As for a response to all the conversational bricks everyone’s dropping, I will offer a start for others to workshop below. The one requirement is that it be quick: Wordy explanations sound defensive no matter how apt their content might be. So ... my idea:
To those you trust most to handle it (i.e., not necessarily your closest people), share your frustration. Unburden. To everyone else, say, “Thank you”– that’s it. For everything. If the comments are kind, then it’s appropriate. If the comments are smug/nosy/rude, then, “Thank you!” is a very polite and pointed, “Erf you.”
Have at it, my friends.
And to the would-be duck, be kind to and patient with yourself. You will figure this out at your pace, not everyone else’s. Readers’ thoughts: h CONGRATS MAMA! Of course you have mixed feelings. You deserve nothing less than kindness and support. Please know this internet Auntie is rooting for you, and side-eyeing all those others who can’t find it within themselves to be polite the one time it really matters. Take care of you.

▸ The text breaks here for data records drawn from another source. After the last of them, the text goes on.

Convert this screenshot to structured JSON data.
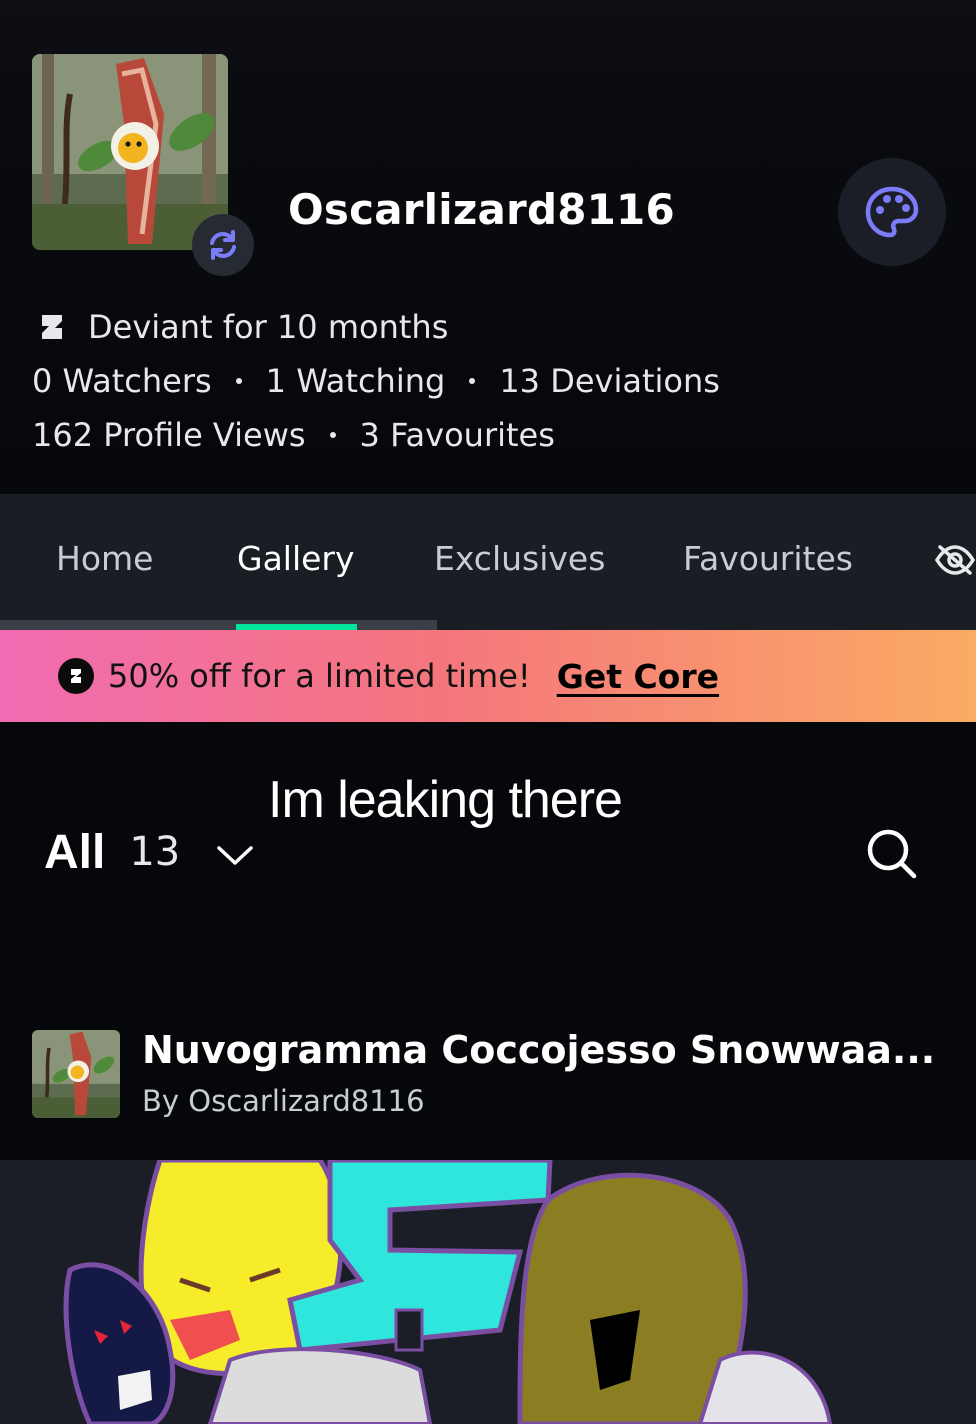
{
  "profile": {
    "username": "Oscarlizard8116",
    "deviant_since": "Deviant for 10 months",
    "watchers": "0 Watchers",
    "watching": "1 Watching",
    "deviations": "13 Deviations",
    "profile_views": "162 Profile Views",
    "favourites": "3 Favourites"
  },
  "tabs": [
    {
      "label": "Home"
    },
    {
      "label": "Gallery",
      "active": true
    },
    {
      "label": "Exclusives"
    },
    {
      "label": "Favourites"
    }
  ],
  "promo": {
    "text": "50% off for a limited time!",
    "link": "Get Core",
    "gradient": [
      "#f06bb2",
      "#f4767c",
      "#fbab64"
    ]
  },
  "caption_overlay": "Im leaking there",
  "gallery_filter": {
    "label": "All",
    "count": "13"
  },
  "deviation": {
    "title": "Nuvogramma Coccojesso Snowwaa...",
    "author": "By Oscarlizard8116"
  },
  "colors": {
    "accent_green": "#00e59b",
    "icon_purple": "#7b7cf7",
    "background": "#06070a"
  },
  "icons": [
    "refresh-icon",
    "palette-icon",
    "deviant-logo-icon",
    "eye-off-icon",
    "core-logo-icon",
    "chevron-down-icon",
    "search-icon"
  ]
}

h Reading these chats and your columns continually reminds me that pregnancy isn’t always undiluted excitement and joy for the parents-to-be. Thank you for that.
So, in an effort to be mindful of that, my response when someone announces a pregnancy is now, “Wow! That’s huge news! How are you feeling?” ... and then take my cue from the response. I listen if they go into detail, or go with a change of subject if they choose that. I can only hope they take my response in the judgment-free way I mean it.